VLLM_FLASH_ATTN_VERSION=3 could be its own article. At a high level, it enables:
WGMMA, which lets thread groups collaborate on matrix math much faster.
TMA, which is a specialized asynchronous hardware unit on Hopper+ GPUs.
A bunch of FP4/8 specialized goodies that we want but won’t go into here.
You might be thinking “But Yevgen, we’re using FlashInfer anyways?” Not quite :)
[OPM/MKL]_NUM_THREADS=16 explicitly uses the same number of threads we cpuset.
CUDA_DEVICE_MAX_CONNECTIONS=1 prevents CUDA from creating multiple streams at the hardware level. All software queues are streamed into a single hardware command queue, which prevents thrashing, massive serialization jitter, and other bad things.

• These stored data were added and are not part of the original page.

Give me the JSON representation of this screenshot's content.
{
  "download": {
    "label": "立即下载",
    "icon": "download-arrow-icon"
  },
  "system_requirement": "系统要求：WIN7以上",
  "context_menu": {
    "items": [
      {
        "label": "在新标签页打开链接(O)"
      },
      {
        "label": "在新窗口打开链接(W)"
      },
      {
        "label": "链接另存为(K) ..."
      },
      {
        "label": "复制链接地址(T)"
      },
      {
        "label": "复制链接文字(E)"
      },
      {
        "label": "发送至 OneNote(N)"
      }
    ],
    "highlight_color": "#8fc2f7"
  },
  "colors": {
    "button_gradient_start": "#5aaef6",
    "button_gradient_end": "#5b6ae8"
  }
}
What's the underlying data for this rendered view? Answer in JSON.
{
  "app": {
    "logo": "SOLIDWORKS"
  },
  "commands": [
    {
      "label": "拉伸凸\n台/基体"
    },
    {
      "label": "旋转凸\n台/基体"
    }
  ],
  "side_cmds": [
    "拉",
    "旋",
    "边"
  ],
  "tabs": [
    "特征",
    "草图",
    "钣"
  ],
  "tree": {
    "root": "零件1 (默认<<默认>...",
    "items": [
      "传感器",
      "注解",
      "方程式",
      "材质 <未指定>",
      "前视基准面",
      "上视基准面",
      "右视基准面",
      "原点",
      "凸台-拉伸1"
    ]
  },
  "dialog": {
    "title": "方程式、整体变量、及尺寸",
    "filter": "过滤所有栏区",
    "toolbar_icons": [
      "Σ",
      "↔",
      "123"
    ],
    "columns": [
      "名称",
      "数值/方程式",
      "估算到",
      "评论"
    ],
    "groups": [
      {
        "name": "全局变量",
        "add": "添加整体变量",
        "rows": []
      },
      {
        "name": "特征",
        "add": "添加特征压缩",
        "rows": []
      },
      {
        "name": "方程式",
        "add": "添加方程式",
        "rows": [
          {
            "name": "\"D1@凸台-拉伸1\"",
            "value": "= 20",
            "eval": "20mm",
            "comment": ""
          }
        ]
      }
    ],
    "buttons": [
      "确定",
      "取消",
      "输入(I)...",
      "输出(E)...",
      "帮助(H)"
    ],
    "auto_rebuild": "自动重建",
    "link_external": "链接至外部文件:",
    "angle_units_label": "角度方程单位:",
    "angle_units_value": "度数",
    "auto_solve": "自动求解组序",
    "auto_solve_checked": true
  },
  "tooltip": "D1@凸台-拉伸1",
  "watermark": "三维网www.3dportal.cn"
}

TORCH_CUDNN_V8_API_ENABLED=1 enables the cuDNN v8 Graph API, which enables Blackwell-native Kernel Fusion mechanisms. A sequence like Conv → Bias → ReLU, which is usually 3 separate launches and memory round-trips, is fused into one GPU operation. This massively helps throughput by keeping data resident in the L2 cache.
vLLM Launch Args
—quantization modelopt_fp4 tells vLLM to use NVIDIA ModelOpt, TensorRT-LLMs quantization engine. It’s the only reason this model fits on a 5090 with room to spare. Older 4-bit formats required software unpacking. This feeds directly into the Blackwell FP4 Tensor Cores, effectively doubling memory bandwidth and compute throughput.
--enable-prefix-caching should be a default for all LM code assist tools.
—max-num-batched-tokens “2048” is there because we also had to fit the re-ranker and embedding model into VRAM. The CUDA Graph config offsets the performance hit from this while conserving precious VRAM, which we don’t have that much of:
Thanks to that, we can use --max_model_len “131072”: a 131k context window. Our version of Qwen3 has 262k context natively but we’d have to turn off the embedding and re-ranker to afford VRAM for a 262k KV Cache - which you can! That’d put our very own local model context window up there with a good chunk of SoTA models.
--kv-cache-dtype fp8_e4m3 is the other piece of magic that makes this possible by quantizing our KV Cache. A 131k FP16 cache would nuke VRAM. In our very specific case the accuracy loss from quantization is <0.05%. 3 mantissa bits distinguish subtle attention signals from noise by trading dynamic range to buy back inference accuracy.
—max-num-seqs “1” is not great for agent swarms. In fact, it sucks. But it’s what we can afford in VRAM poverty. Combined with —gpu-memory-utilization “0.75”, this gives us a 1.07x token buffer which is enough for PyTorch’s memory shuffling.
These things are what let LM code assist tools like Roo Code properly use the model:
—enable-auto-tool-choice—tool-call-parser qwen3_coder
And that’s it! With a relatively simple setup, we’re off to the races with SoTA codebase indexing capabilities and a capable primary model boasting a 131k context window. I might try to find a GGUF-able embedding and re-ranker and try that out to see if we can flex a full setup with 262k context even though we will almost never need it.